California Feud With Trump Could Impact Budget Surplus
California is bracing for a much smaller budget surplus next year because of its ongoing feud with the Trump administration about a tax involving Medicaid, one of the state's chief budget writers said Monday.
California is projected to have a $7 billion surplus, with $3 billion of it available to spend on recurring programs.
But nearly $2 billion of that amount would only come if California is allowed to keep in place a tax on the companies that manage its Medicaid program. California needs permission from the federal government to do that, and state lawmakers are not sure they will get it.
Democratic state Assemblyman Phil Ting, chairman of the committee that writes the Assembly version of the budget, said lawmakers are planning on Trump not approving the tax, meaning the surplus would drop to $4 billion, of which $1 billion would be available to spend on recurring programs.
Preparing to spend that money while facing such uncertainty “wouldn't be the right thing to do,” Ting said.
“Every time there is an opportunity to fight with California, the Trump administration has really taken up that mantel and really tried at every turn to thwart many of our key policy agendas,” Ting said.
California has battled with the Trump administration this year over whether the state can set its own emission standards for cars and trucks and over proposed new rules governing the state's scarce water. Democratic Attorney General Javier Becerra has sued the administration more than 50 times over various administrative actions.
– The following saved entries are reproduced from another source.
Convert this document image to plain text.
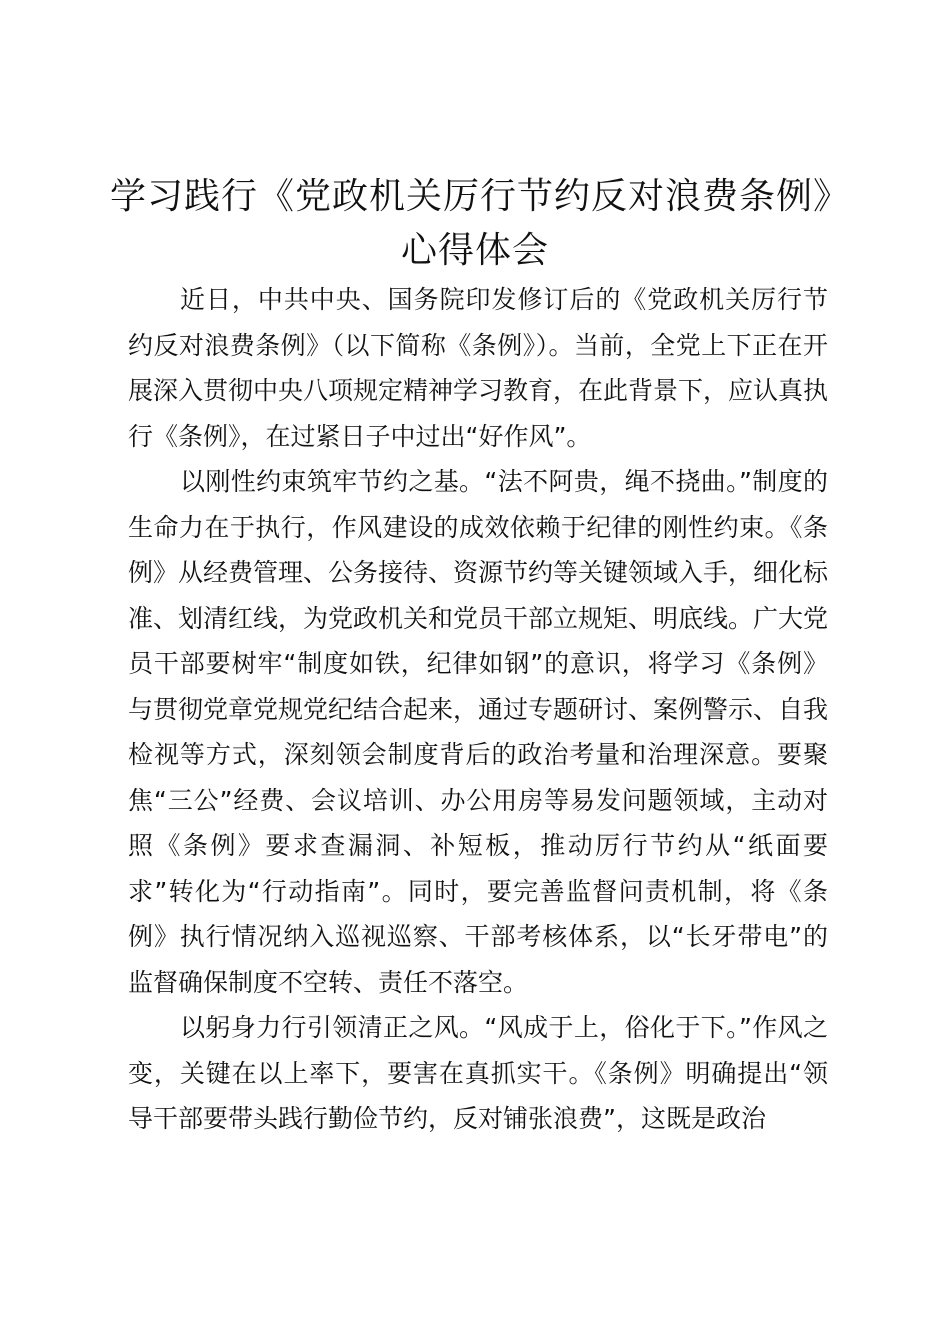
学习践行《党政机关厉行节约反对浪费条例》
心得体会

近日，中共中央、国务院印发修订后的《党政机关厉行节约反对浪费条例》（以下简称《条例》）。当前，全党上下正在开展深入贯彻中央八项规定精神学习教育，在此背景下，应认真执行《条例》，在过紧日子中过出“好作风”。

以刚性约束筑牢节约之基。“法不阿贵，绳不挠曲。”制度的生命力在于执行，作风建设的成效依赖于纪律的刚性约束。《条例》从经费管理、公务接待、资源节约等关键领域入手，细化标准、划清红线，为党政机关和党员干部立规矩、明底线。广大党员干部要树牢“制度如铁，纪律如钢”的意识，将学习《条例》与贯彻党章党规党纪结合起来，通过专题研讨、案例警示、自我检视等方式，深刻领会制度背后的政治考量和治理深意。要聚焦“三公”经费、会议培训、办公用房等易发问题领域，主动对照《条例》要求查漏洞、补短板，推动厉行节约从“纸面要求”转化为“行动指南”。同时，要完善监督问责机制，将《条例》执行情况纳入巡视巡察、干部考核体系，以“长牙带电”的监督确保制度不空转、责任不落空。

以躬身力行引领清正之风。“风成于上，俗化于下。”作风之变，关键在以上率下，要害在真抓实干。《条例》明确提出“领导干部要带头践行勤俭节约，反对铺张浪费”，这既是政治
Ting's comments came as he released his annual blueprint for upcoming state spending. Ting said he wants the state to spend more money on mental health treatment for homeless people and prison inmates. H also wants the state to let low-income adults 65 and older who are living in the country illegally be eligible for the state-funded health insurance program.
Ting indicated it could be difficult to accomplish all of those things if the state only has $1 billion in new money that lawmakers can spend on recurring programs.
“A billion dollars goes really quickly when you're talking about higher education, health care, housing the homeless,” Ting said.